A key limitation of existing methodology is that it can be overly conservative when estimating the number of false replicability claims. In particular, if a feature is null in more than one environment, naive approaches can effectively count it multiple times, even though it should contribute only once to the collection of non-replicable features.

This project will develop sharper methods that avoid this overcounting, either through principled pre-filtering strategies that remove unpromising features before the final replicability analysis, or through less conservative false discovery rate estimators that more carefully account for overlap among null features across environments.

This project will involve:

  • applying the methods to real datasets from areas such as genomics and proteomics
  • designing algorithms
  • knock-off-style statistics
  • multi-environment inference
  • negative controls
  • proving rigorous error-control guarantees
  • running simulations.

Supervisors: Associate Professor Jun Ma

Topic description

In this project we investigate the issue of model selection for the semiparametric accelerated failure time (AFT) model when event time observations are subject to partly interval censoring. Specifically, we consider fitting the semiparametric AFT model in settings where the number of covariates is large, often much greater than the number of observations.

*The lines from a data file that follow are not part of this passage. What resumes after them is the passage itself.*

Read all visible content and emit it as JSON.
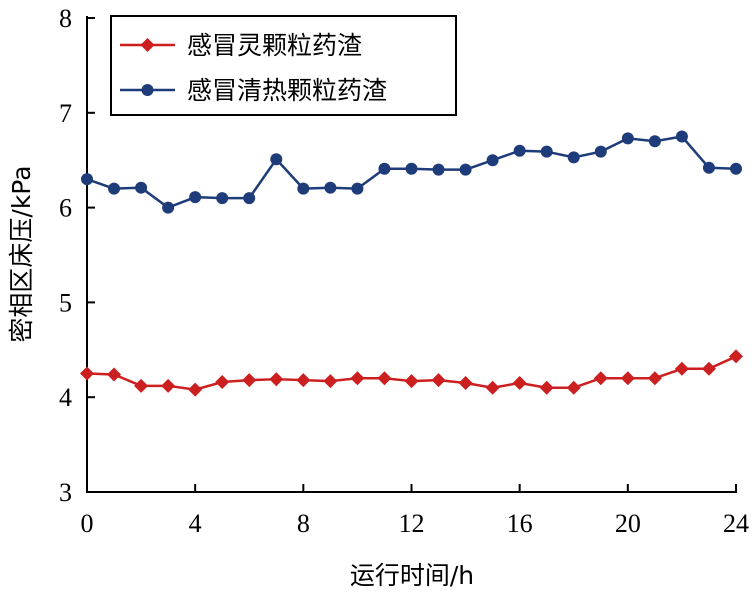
{
  "chart_data": {
    "type": "line",
    "xlabel": "运行时间/h",
    "ylabel": "密相区床压/kPa",
    "xlim": [
      0,
      24
    ],
    "ylim": [
      3,
      8
    ],
    "xticks": [
      "0",
      "4",
      "8",
      "12",
      "16",
      "20",
      "24"
    ],
    "yticks": [
      "3",
      "4",
      "5",
      "6",
      "7",
      "8"
    ],
    "grid": false,
    "legend_position": "top-left",
    "x": [
      0,
      1,
      2,
      3,
      4,
      5,
      6,
      7,
      8,
      9,
      10,
      11,
      12,
      13,
      14,
      15,
      16,
      17,
      18,
      19,
      20,
      21,
      22,
      23,
      24
    ],
    "series": [
      {
        "name": "感冒灵颗粒药渣",
        "color": "#cc1f1f",
        "marker": "diamond",
        "values": [
          4.25,
          4.24,
          4.12,
          4.12,
          4.08,
          4.16,
          4.18,
          4.19,
          4.18,
          4.17,
          4.2,
          4.2,
          4.17,
          4.18,
          4.15,
          4.1,
          4.15,
          4.1,
          4.1,
          4.2,
          4.2,
          4.2,
          4.3,
          4.3,
          4.43
        ]
      },
      {
        "name": "感冒清热颗粒药渣",
        "color": "#1f3c7a",
        "marker": "circle",
        "values": [
          6.3,
          6.2,
          6.21,
          6.0,
          6.11,
          6.1,
          6.1,
          6.51,
          6.2,
          6.21,
          6.2,
          6.41,
          6.41,
          6.4,
          6.4,
          6.5,
          6.6,
          6.59,
          6.53,
          6.59,
          6.73,
          6.7,
          6.75,
          6.42,
          6.41
        ]
      }
    ]
  }
}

In modeling survival times, the availability of high-dimensional data necessitates the development of variable selection techniques to identify important risk factors among numerous covariates, particularly when these covariates are related to genes or biomarkers.

We will employ L_0-norm and penalised likelihoods to perform model selection. More complex settings, including time-varying covariates and left truncation in semiparametric AFT model selection will also be investigated.